La ridefinizione del rapporto tra uomo e natura è dunque strettamente collegata a quella del rapporto degli uomini (e delle donne) fra di loro, così come sono implicate l’un l’altra la giustizia ambientale e quella sociale, la sfida e la crisi ecologica e quella politica. Ne Il principio di responsabilità (1979), Jonas suggerisce che, in un futuro non troppo lontano, l’umanità potrebbe pagare la sua salvezza dall’annientamento fisico a caro prezzo, con la moneta della libertà. Il pericolo è che si configuri una situazione per cui solo una tirannia, una dittatura benevola potrà inibire l’uomo a continuare a arrecare danni irreparabili all’ambiente e dunque a se stesso, compromettendo le possibilità di sopravvivenza sue e delle generazioni future (p. 121). Keucheyan, seguendo l’ipotesi di Jonas, si interroga su chi, in mancanza di sbocchi alternativi, di fronte a questa congiuntura critica, possa essere adeguatamente preparato al compito e assumere il potere.
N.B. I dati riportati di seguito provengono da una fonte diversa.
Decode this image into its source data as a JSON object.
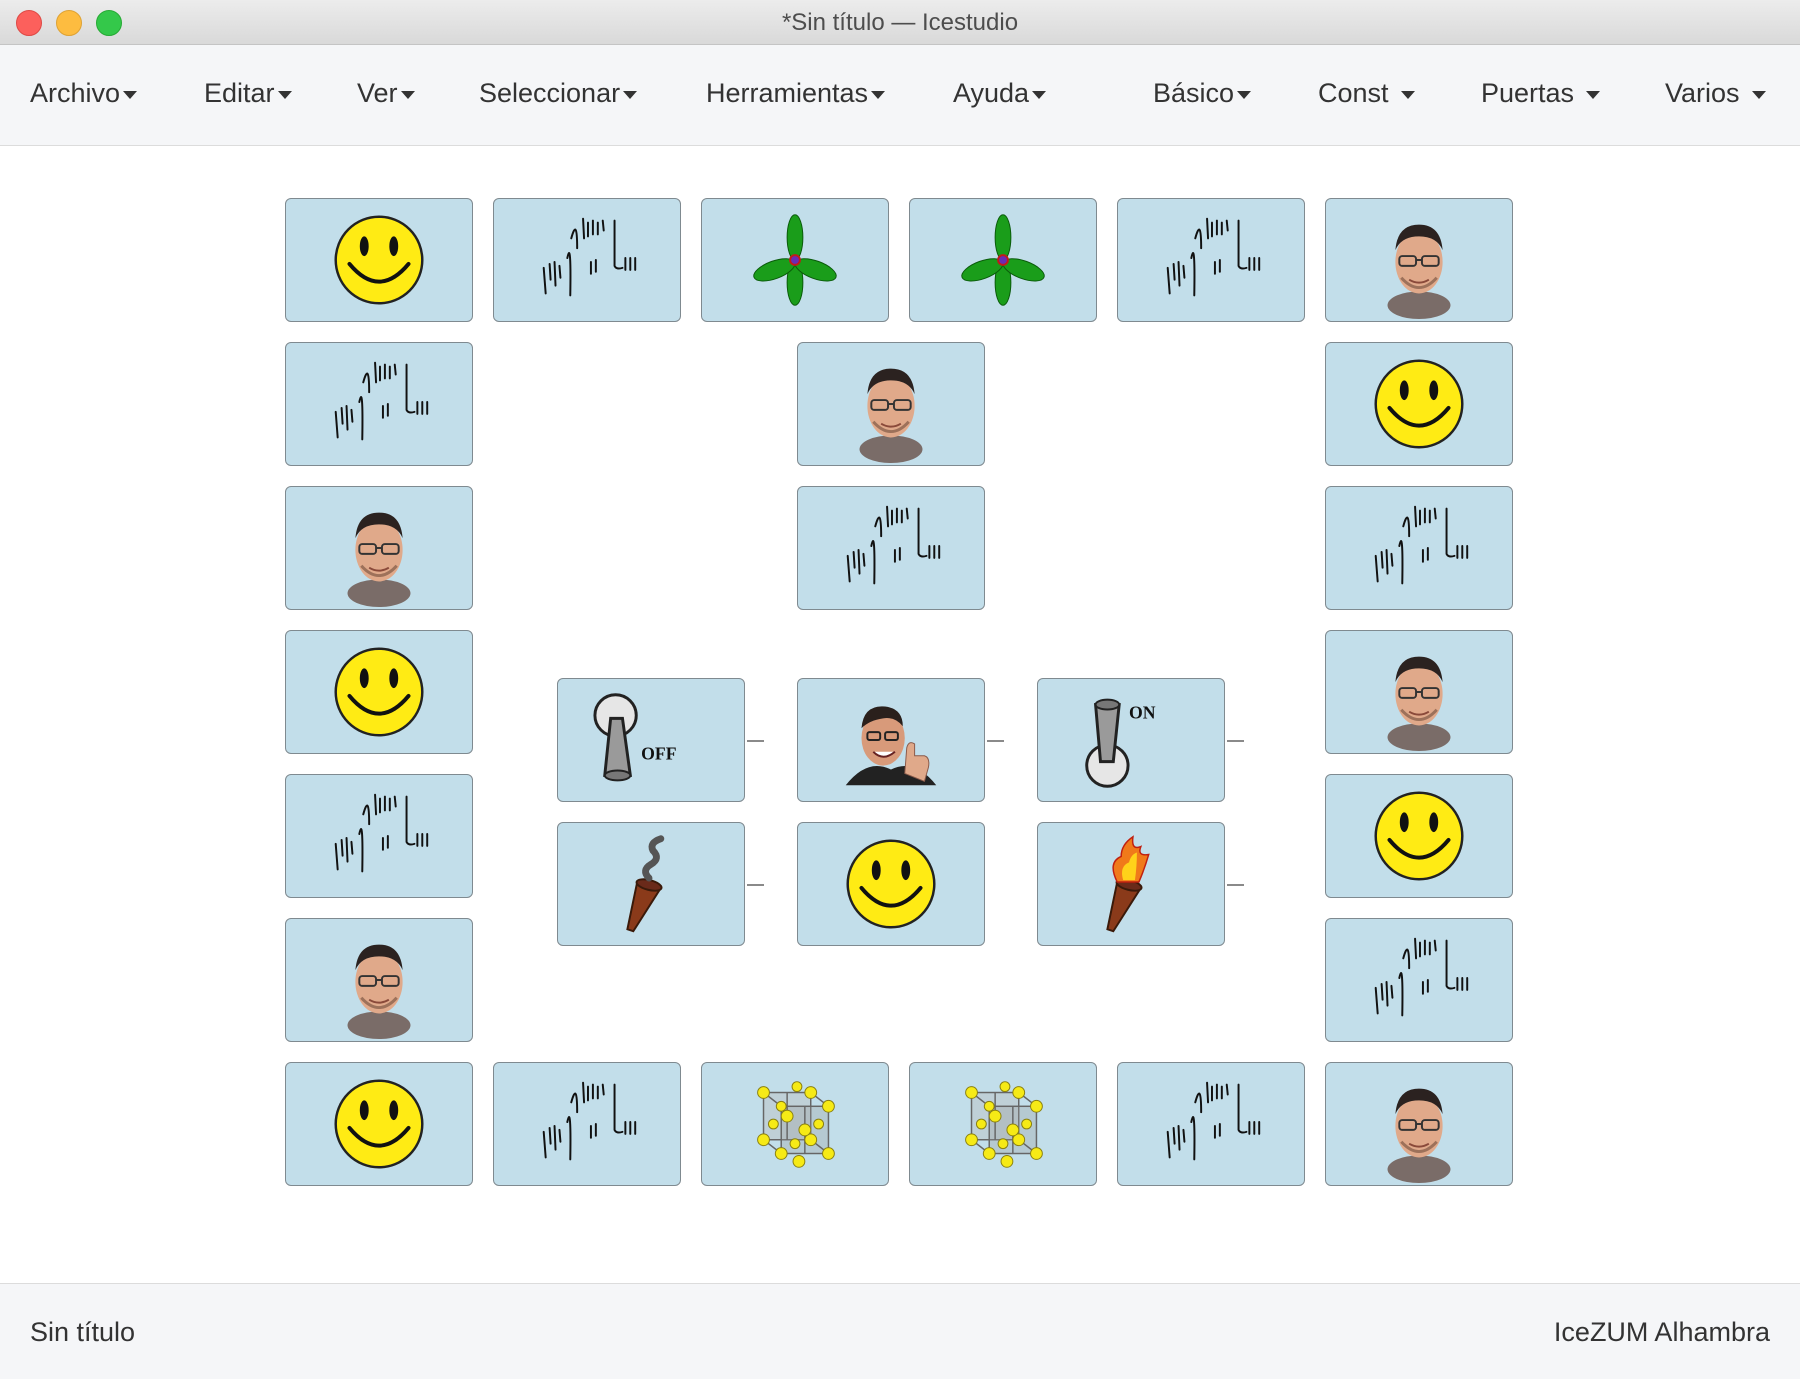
{
  "window": {
    "title": "*Sin título — Icestudio"
  },
  "menu": {
    "left": [
      "Archivo",
      "Editar",
      "Ver",
      "Seleccionar",
      "Herramientas",
      "Ayuda"
    ],
    "right": [
      "Básico",
      "Const",
      "Puertas",
      "Varios"
    ]
  },
  "board": {
    "tiles": [
      {
        "icon": "smiley-icon"
      },
      {
        "icon": "signature-icon"
      },
      {
        "icon": "propeller-icon"
      },
      {
        "icon": "propeller-icon"
      },
      {
        "icon": "signature-icon"
      },
      {
        "icon": "face-photo-icon"
      },
      {
        "icon": "signature-icon"
      },
      {
        "icon": "face-photo-icon"
      },
      {
        "icon": "smiley-icon"
      },
      {
        "icon": "face-photo-icon"
      },
      {
        "icon": "signature-icon"
      },
      {
        "icon": "signature-icon"
      },
      {
        "icon": "smiley-icon"
      },
      {
        "icon": "switch-off-icon"
      },
      {
        "icon": "thumbs-up-photo-icon"
      },
      {
        "icon": "switch-on-icon"
      },
      {
        "icon": "face-photo-icon"
      },
      {
        "icon": "signature-icon"
      },
      {
        "icon": "torch-off-icon"
      },
      {
        "icon": "smiley-icon"
      },
      {
        "icon": "torch-on-icon"
      },
      {
        "icon": "smiley-icon"
      },
      {
        "icon": "face-photo-icon"
      },
      {
        "icon": "signature-icon"
      },
      {
        "icon": "smiley-icon"
      },
      {
        "icon": "signature-icon"
      },
      {
        "icon": "crystal-icon"
      },
      {
        "icon": "crystal-icon"
      },
      {
        "icon": "signature-icon"
      },
      {
        "icon": "face-photo-icon"
      }
    ],
    "switch_off_label": "OFF",
    "switch_on_label": "ON"
  },
  "status": {
    "file": "Sin título",
    "board": "IceZUM Alhambra"
  },
  "colors": {
    "tile_bg": "#c2deea",
    "tile_border": "#7f8a90",
    "bar_bg": "#f5f6f8"
  }
}
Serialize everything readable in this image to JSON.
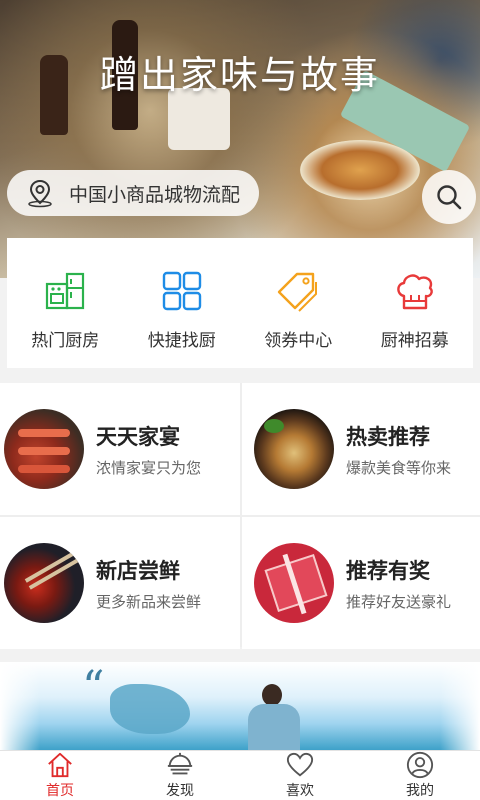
{
  "hero": {
    "slogan": "蹭出家味与故事",
    "location": "中国小商品城物流配",
    "location_icon": "map-pin-icon",
    "search_icon": "search-icon"
  },
  "quick_entries": [
    {
      "label": "热门厨房",
      "icon": "kitchen-icon",
      "color": "#2bb24c"
    },
    {
      "label": "快捷找厨",
      "icon": "grid-icon",
      "color": "#1e8ce6"
    },
    {
      "label": "领券中心",
      "icon": "coupon-tag-icon",
      "color": "#f4a21c"
    },
    {
      "label": "厨神招募",
      "icon": "chef-hat-icon",
      "color": "#e83a3a"
    }
  ],
  "cards": [
    {
      "title": "天天家宴",
      "subtitle": "浓情家宴只为您"
    },
    {
      "title": "热卖推荐",
      "subtitle": "爆款美食等你来"
    },
    {
      "title": "新店尝鲜",
      "subtitle": "更多新品来尝鲜"
    },
    {
      "title": "推荐有奖",
      "subtitle": "推荐好友送豪礼"
    }
  ],
  "banner": {
    "quote_mark": "“"
  },
  "tabs": [
    {
      "label": "首页",
      "icon": "home-icon",
      "active": true
    },
    {
      "label": "发现",
      "icon": "discover-bowl-icon",
      "active": false
    },
    {
      "label": "喜欢",
      "icon": "heart-icon",
      "active": false
    },
    {
      "label": "我的",
      "icon": "user-icon",
      "active": false
    }
  ],
  "colors": {
    "active_tab": "#e02a2a",
    "inactive_icon": "#555555"
  }
}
Non certo l’élite politico/finanziaria, sempre più incline a un «breve-terminismo che la rende incapace a inserire il cambiamento climatico il cambiamento climatico nei suoi calcoli» (p. 119). Solo i vertici militari e i loro apparati sembrano essere in grado, attualmente, di pianificare la loro azione su un arco temporale medio-lungo, di trenta/cinquanta anni, «nulla fa pensare a priori che questa tirannia sarà militare. Ma il grado di preparazione delle forze armate di fronte alla crisi ecologica suggerisce che potrebbero essere dei seri candidati per assumere il comando. L’adattamento al cambiamento ambientale, in ogni caso, richiederà una dimensione militare decisiva» (p. 121). In quest’ottica – seguendo un ragionamento certo inquietante nel suo catastrofismo, ma non implausibile – la crisi ambientale si configura come crisi dell’umano non solo nel senso della zoé, ma anche del bios. Con il disastro ecologico non si mette in pericolo la “sola” sopravvivenza fisica, ma, prima ancora, la vita politica – intesa come libertà, piena capacità e possibilità di decisione – del genere umano.
A meno che, auspica Keucheyan, proprio i soggetti più colpiti dalla crisi ecologica non facciano fronte comune e, cambiando i rapporti di forza e ripensando le politiche sociali e ambientali, si facciano carico di questo compito e scrivano un finale diverso della storia. Insomma, ecologismo o barbarie.